Marie-Ève Charron lectures at colleges and teaches art history at UQAM. An art critic for the Montreal daily Le Devoir, she contributes to several art journals, including esse arts + opinions, where she is a member of the editorial board, and Parachute, for whom she was production coordinator and editorial assistant from 2003 to 2006. She has also overseen publications for artist-run centres and the Musée National des Beaux-Arts du Québec and was curator of the exhibition “Au travail” at the Musée Régional de Rimouski in 2010.
Marie-Josée Lafortune is the director of OPTICA, a centre for contemporary art; she has been in charge of the gallery’s artistic, critical and editorial activities since 1992. She was also chairwoman of the Regroupement des centres d'artistes autogérés du Québec from 2006 to 2010. She has published articles in Parachute, esse arts + opinions, and Critique d’art (France). She also co-directed Creative Confusions with Lynn Hugues (Les éditions OPTICA, 2001), among others. In 2006, she initiated a joint research residency program with art3, Valence (France), a new platform for young creators from Quebec on the international art scene.
Thérèse St-Gelais is an art history professor at UQAM, where she lectures on contemporary art and on historical and contemporary issues related to art by women.

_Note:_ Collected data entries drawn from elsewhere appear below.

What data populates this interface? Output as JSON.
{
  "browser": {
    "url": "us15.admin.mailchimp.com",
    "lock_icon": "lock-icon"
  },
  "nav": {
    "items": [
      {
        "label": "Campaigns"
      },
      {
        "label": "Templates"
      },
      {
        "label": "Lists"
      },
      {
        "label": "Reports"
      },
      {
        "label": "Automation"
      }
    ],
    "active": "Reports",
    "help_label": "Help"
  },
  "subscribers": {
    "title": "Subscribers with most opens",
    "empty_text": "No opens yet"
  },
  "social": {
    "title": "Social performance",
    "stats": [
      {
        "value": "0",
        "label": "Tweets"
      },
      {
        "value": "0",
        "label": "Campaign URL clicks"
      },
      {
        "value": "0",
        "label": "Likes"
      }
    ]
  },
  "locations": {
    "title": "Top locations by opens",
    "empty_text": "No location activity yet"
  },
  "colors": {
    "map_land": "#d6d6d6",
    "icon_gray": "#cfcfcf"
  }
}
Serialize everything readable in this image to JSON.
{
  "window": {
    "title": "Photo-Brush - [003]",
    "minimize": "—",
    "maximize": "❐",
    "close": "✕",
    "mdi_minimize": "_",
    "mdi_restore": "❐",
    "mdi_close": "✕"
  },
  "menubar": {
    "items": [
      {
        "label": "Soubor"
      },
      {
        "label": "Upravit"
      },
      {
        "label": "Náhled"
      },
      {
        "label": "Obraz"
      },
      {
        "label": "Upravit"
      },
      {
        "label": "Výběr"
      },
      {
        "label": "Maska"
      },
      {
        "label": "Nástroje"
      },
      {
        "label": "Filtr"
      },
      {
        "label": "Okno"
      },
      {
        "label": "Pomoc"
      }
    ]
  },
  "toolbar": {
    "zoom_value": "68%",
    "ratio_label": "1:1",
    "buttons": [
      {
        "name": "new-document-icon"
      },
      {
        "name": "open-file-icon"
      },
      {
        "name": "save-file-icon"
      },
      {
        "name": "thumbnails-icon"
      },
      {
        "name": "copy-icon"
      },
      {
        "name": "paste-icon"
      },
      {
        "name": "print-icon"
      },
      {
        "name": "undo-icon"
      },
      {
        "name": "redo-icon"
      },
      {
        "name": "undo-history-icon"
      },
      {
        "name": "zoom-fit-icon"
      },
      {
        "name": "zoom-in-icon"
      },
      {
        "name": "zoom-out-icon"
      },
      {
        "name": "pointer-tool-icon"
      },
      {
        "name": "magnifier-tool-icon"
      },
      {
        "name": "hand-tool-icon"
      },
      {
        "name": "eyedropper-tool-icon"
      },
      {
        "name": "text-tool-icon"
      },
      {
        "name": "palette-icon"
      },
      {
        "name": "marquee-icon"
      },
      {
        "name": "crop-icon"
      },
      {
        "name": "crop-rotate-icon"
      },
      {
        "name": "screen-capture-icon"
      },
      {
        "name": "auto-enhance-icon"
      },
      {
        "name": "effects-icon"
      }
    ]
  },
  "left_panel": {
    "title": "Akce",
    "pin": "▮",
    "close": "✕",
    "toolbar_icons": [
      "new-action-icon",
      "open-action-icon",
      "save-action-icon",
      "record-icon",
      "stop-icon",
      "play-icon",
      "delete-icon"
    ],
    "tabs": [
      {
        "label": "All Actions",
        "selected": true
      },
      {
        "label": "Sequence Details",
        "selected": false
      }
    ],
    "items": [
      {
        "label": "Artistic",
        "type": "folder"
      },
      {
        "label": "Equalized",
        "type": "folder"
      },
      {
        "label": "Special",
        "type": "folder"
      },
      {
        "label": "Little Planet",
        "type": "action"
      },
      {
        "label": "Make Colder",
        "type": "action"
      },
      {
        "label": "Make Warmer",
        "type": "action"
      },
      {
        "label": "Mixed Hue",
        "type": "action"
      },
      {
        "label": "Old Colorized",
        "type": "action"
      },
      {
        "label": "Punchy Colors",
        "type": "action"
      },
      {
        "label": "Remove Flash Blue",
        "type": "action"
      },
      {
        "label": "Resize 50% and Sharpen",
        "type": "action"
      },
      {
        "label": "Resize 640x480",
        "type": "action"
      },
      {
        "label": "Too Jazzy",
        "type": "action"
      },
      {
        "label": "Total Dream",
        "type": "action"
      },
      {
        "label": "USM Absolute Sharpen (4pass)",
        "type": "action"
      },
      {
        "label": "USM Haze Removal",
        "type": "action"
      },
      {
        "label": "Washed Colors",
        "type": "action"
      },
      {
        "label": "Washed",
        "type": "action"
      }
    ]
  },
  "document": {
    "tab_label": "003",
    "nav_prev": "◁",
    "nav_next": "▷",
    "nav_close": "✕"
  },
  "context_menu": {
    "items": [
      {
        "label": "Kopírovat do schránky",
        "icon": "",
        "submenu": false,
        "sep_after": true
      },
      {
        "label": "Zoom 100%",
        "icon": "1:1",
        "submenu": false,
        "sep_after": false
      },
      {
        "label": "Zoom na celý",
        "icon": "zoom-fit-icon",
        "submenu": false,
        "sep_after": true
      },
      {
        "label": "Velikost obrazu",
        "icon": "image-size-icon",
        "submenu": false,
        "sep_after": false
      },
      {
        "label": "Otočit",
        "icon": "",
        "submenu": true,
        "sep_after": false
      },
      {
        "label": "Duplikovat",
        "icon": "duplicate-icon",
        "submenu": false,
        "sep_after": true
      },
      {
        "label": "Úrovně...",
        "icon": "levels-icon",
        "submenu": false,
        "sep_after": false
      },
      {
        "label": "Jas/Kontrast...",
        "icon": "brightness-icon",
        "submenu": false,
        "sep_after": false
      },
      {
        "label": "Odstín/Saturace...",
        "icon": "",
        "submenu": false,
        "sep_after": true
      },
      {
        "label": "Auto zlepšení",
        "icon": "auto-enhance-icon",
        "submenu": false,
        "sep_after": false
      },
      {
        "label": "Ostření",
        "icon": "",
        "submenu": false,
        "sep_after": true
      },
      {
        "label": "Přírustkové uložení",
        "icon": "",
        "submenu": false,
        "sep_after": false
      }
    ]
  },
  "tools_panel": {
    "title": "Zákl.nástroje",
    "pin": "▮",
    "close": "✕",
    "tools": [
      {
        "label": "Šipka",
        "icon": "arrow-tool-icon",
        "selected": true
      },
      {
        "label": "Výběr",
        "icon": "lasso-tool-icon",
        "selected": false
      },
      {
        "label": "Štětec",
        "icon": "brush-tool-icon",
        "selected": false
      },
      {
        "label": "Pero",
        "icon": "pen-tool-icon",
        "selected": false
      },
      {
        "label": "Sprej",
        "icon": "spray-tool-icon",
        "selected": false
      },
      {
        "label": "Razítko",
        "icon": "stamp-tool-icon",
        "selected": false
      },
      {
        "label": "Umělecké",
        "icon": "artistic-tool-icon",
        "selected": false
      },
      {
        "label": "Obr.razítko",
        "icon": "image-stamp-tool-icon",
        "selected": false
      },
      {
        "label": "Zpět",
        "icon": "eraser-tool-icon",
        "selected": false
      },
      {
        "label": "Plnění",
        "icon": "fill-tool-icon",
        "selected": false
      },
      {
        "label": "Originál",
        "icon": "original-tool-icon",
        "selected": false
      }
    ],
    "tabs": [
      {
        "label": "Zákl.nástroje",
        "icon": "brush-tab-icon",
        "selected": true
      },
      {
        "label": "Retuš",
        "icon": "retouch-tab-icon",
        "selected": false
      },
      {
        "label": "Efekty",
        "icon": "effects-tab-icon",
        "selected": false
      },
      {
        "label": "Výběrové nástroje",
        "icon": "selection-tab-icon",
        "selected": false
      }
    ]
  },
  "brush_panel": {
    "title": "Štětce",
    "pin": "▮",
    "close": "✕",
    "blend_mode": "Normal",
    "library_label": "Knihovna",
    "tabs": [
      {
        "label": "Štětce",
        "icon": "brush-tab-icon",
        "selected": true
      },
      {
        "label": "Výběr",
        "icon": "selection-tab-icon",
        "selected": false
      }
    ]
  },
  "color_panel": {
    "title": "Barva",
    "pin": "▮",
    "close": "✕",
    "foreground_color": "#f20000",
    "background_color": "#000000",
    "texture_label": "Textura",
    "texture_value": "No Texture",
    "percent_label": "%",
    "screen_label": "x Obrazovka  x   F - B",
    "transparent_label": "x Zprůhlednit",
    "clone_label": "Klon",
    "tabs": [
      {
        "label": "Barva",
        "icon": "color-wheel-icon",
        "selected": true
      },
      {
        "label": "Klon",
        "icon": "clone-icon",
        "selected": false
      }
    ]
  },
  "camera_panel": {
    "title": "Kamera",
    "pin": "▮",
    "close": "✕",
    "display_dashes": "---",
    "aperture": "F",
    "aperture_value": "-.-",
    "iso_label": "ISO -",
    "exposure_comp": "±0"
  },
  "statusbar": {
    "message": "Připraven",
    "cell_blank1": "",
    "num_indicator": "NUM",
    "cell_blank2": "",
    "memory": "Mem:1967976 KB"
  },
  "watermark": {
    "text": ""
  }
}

She edited The Undecidable: Gaps and Displacements of Contemporary Art, published at Les éditions esse in 2008. In 2010, she organized the symposium État de la recherche “Femmes: théorie et création” dans la francophonie. She is currently preparing the group show “Loin des yeux près du corps” at Galerie de l’UQAM (January 13 – February 18, 2012) and a solo exhibition on the work of Ghada Amer at the Musée d’art contemporain de Montréal (February 2 – April 20, 2012).